5 thoughts on “Iranian Professors Stand Up

  1. Wave of freedom moving across the Middle East? Are you on crack? It’s gonna take alot more than 250 Iranian professors protesting to topple cultures who’ve known nothing but brutal and fundamentalist rule for centuries. Our difficulties in making the “liberated” Iraqis see things our way is indicative of a “wave” that will never reach shore. It’ll take much more than neoconservative optimism to turn these nations into little Americas.

  2. The 250 professors are just the tip of the iceburg. The theocracy in Iran is losing power to democratic reformers. Before, anyone criticizing Khameni would have been arrested or even executed. Now, the government’s power is much less than it was before.

    This is exactly how the governments of Eastern Europe transitioned from communist authoritarianism to democracy.
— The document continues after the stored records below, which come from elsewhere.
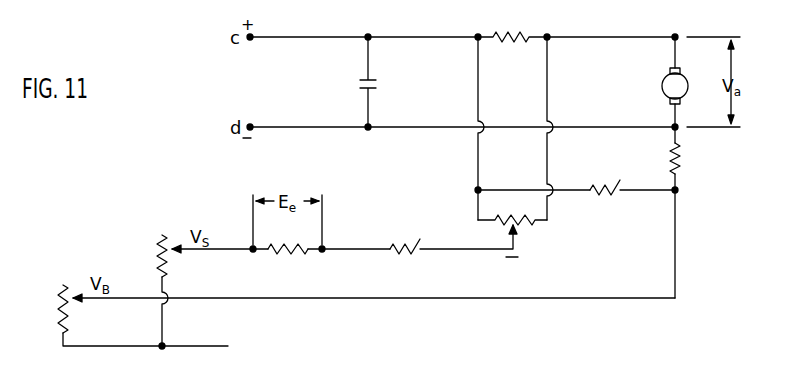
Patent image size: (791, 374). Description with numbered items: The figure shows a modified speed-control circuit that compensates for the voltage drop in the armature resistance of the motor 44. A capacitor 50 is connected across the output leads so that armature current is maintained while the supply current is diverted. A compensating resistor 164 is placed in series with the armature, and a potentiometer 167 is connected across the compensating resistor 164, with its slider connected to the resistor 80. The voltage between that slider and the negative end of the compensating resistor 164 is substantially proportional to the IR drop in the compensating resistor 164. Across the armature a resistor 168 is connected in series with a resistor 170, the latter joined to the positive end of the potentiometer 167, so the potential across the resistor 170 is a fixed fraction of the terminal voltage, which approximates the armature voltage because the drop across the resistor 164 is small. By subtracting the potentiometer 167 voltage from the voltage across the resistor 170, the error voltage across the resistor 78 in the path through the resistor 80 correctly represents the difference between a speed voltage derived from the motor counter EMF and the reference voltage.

The capacitor 50 is at (383, 82).
The compensating resistor 164 is at (510, 26).
The motor armature 44 is at (660, 82).
The resistor 168 is at (693, 158).
The resistor 170 is at (603, 194).
The potentiometer 167 is at (524, 224).
The resistor 78 is at (288, 261).
The resistor 80 is at (405, 258).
An astute student of history would see unmistakable similarities between then and now.

  3. Mark,

    Were you one of those people who was nattering about what a disaster Rejkjavik was until two years after the Berlin Wall fell?

    Just curious.

  4. Mitch, I was 11 years old when the Berlin Wall fell, so I can safely I admit I was not “nattering about what a disaster Reykhavik was.” Whatever the case, comparing Central and Eastern Europe under Communism to the present-day Middle East is a classic case of apples being compared to oranges. There wasn’t much doubt that the majority of residents of Soviet-bloc nations would welcome the fall of Communism, but Iran is not Poland. Iran was trending in the direction of Western values in 1978. How’d that turn out for them anyway? And why should we suspect the same fundamentalist power brokers won’t respond in kind if the theocracy is at risk once again?

    The only way to achieve that is by embracing the neoconservative ideology of the US serving as the world’s nanny, which will simply divert the peasants hatred to America instead of the theocracy. It would be ideal to suspect that thousands of years of brutal totalitarian religious rule in the Middle East would simply go away because some Iranian professors are taking to the streets, but the complexity of the region’s deep-rooted values and disparate, fragmented ethnic groups make the prospect seem all but impossible at any point in the near future. Certainly we should continue to try, but simplistic rhetorical connections to the Berlin Wall tumbling down definitely don’t add to an intelligent discussion on the issue.

  5. As bad as the analogy might be I believe Jay is mearly trying to express some optimism in positive change in the one middle eastern country that really DOES have a good reason to hate us unlike the rest. So long as we’re not trying to overtly meddle, I see no reason not to be.